Auf seiner Webseite fordert er Waffenstillstand überall: Ukraine, Gaza, West Bank, Sudan, Kongo und Myanmar. Welche Republik er meint, ist nicht ganz klar, aber die Redeweise – „our republic“ – lässt auf die USA schließen (von 2015 aus gesehen).

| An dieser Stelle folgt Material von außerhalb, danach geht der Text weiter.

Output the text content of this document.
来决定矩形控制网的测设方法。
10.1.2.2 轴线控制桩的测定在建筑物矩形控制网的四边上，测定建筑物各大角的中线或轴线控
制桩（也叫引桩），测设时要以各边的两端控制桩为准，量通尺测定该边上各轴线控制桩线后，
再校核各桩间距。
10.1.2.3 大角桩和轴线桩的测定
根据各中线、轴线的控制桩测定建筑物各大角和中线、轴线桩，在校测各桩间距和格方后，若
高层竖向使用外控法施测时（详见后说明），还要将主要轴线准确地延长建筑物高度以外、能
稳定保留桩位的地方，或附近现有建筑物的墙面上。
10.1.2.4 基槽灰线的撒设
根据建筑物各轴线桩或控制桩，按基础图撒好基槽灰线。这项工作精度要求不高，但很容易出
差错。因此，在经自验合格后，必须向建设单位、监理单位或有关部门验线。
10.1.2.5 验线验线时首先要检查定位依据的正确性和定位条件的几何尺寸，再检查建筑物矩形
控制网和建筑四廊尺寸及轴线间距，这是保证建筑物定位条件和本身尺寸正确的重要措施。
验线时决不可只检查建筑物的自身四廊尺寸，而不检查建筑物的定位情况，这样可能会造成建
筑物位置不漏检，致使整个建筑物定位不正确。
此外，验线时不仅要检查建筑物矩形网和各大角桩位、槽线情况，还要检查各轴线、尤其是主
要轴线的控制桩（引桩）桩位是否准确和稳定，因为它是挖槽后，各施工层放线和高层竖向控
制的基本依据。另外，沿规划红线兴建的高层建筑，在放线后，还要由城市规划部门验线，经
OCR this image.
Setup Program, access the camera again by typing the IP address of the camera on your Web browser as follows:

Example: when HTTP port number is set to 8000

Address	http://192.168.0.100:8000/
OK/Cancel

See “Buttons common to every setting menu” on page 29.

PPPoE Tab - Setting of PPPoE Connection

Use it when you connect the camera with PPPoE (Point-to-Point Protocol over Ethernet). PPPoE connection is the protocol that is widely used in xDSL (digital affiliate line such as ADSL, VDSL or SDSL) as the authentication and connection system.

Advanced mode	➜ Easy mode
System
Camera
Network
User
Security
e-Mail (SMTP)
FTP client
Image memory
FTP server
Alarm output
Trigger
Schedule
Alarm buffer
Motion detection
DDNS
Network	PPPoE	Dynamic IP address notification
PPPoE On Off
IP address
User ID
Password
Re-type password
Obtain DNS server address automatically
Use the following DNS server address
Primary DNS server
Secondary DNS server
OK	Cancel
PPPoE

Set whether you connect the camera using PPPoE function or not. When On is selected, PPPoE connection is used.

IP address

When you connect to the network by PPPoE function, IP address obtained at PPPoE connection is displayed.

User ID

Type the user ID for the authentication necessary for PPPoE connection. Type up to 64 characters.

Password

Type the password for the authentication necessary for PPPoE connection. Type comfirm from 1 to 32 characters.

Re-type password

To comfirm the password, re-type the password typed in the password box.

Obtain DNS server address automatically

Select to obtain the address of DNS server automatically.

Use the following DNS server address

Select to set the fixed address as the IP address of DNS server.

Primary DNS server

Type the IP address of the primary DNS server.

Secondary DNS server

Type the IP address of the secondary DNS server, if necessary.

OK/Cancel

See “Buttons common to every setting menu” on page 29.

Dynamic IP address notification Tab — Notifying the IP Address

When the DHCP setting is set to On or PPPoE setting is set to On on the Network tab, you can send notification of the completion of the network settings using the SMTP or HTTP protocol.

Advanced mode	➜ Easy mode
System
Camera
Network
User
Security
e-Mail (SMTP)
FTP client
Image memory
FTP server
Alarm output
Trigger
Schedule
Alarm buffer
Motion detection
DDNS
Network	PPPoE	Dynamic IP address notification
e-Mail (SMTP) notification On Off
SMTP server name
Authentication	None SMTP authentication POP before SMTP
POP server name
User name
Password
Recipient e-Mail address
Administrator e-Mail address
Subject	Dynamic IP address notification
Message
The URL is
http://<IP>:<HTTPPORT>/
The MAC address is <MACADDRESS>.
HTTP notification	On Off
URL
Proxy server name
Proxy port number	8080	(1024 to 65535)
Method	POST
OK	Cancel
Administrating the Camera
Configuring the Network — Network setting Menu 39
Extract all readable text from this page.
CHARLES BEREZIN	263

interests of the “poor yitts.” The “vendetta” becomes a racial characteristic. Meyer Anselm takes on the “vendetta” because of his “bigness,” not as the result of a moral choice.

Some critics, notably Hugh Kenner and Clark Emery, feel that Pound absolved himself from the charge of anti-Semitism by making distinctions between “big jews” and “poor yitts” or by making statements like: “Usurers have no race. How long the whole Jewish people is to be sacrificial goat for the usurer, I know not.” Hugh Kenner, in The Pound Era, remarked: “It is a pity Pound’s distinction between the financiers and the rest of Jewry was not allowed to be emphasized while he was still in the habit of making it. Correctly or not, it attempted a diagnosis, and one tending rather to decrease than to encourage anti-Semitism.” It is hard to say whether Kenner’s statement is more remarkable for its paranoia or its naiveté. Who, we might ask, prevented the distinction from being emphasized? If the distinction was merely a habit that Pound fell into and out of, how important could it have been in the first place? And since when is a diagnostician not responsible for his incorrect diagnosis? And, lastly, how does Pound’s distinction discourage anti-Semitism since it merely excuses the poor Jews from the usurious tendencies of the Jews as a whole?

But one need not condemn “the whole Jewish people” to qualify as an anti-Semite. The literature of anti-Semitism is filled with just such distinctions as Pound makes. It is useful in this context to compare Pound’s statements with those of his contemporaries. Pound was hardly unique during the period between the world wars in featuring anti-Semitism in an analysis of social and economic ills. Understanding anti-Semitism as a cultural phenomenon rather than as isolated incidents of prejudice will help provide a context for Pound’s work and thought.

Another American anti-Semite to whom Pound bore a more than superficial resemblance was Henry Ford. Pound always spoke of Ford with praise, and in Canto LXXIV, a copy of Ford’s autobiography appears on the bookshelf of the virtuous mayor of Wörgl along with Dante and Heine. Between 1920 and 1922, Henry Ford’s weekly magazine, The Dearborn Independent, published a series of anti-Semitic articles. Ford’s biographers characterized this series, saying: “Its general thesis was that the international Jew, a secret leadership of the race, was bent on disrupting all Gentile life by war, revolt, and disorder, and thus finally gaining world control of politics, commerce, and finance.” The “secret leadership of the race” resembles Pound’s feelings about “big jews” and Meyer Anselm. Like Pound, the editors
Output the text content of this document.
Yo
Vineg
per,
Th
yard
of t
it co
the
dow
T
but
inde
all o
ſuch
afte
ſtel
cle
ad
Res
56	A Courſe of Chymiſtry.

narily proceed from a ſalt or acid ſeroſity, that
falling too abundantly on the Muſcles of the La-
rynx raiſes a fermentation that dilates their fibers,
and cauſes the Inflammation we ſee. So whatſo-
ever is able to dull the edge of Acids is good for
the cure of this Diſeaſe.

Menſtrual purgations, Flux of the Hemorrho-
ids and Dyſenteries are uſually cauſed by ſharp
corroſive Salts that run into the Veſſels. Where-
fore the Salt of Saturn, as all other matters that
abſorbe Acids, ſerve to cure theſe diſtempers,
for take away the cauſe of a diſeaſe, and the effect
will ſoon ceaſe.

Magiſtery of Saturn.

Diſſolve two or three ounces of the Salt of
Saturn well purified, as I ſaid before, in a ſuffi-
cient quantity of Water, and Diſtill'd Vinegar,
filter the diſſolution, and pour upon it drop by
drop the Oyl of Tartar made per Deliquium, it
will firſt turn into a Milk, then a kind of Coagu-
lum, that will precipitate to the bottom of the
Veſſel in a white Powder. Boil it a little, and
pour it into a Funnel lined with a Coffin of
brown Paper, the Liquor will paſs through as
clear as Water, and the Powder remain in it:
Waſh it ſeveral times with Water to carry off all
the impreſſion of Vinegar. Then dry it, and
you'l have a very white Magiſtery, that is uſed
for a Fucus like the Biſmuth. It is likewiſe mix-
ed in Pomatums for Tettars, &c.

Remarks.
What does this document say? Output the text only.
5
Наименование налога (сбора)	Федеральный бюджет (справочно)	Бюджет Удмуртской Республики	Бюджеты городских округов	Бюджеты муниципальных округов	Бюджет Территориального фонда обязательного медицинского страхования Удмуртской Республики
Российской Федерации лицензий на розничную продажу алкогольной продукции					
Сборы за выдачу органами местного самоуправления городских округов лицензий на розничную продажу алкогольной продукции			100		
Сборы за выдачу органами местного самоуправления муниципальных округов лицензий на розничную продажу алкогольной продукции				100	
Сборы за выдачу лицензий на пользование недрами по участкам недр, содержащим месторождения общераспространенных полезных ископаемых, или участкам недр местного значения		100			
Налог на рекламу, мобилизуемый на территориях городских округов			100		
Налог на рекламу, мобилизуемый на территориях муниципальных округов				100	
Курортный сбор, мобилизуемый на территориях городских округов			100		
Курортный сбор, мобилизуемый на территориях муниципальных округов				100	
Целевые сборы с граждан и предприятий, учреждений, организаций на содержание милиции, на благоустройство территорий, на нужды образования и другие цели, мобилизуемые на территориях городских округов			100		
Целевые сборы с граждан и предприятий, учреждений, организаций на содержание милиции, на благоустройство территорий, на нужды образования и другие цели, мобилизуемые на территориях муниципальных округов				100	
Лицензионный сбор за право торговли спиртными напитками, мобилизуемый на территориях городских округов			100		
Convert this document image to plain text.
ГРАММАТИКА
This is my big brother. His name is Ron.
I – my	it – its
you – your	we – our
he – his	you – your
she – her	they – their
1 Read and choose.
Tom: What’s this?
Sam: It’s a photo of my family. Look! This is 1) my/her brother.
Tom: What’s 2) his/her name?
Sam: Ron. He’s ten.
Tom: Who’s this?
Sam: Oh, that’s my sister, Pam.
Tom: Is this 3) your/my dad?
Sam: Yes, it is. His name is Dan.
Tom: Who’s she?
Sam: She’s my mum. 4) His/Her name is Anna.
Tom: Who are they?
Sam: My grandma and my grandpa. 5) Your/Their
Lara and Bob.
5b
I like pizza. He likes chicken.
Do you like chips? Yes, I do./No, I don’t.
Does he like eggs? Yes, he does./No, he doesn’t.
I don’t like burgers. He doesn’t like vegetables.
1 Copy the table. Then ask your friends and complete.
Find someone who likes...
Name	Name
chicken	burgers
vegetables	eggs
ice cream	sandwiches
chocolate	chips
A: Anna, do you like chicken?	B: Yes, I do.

Zugleich schreibt er Hommagen an den schrägen indischen Weisen Krishnamurti und bekennt sich zum Rastafarianismus und hat damals für seinen Band-cum-Workshop Creative Construction Company mit all den Weggefährten der ersten Jahre, den Begriff der Kreativität in den Ring geworfen: Nicht gerade eine unabgewetzte Begriffshülle, mit der er aber mehr und anderes verbindet als der neoliberale Jargon. Zuletzt hat Smith aber darüber wieder versucht, die Integration zu beschreiben, die seine Musik anstrebt: Republik, Esoterik, Repatriation? Eine sehr großzügig entspannte Musik, die sich auch große kognitive Dissonanzen erlaubt – und so klingen soll, dass wir das Gefühl haben, nicht auf eine davon verzichten zu können.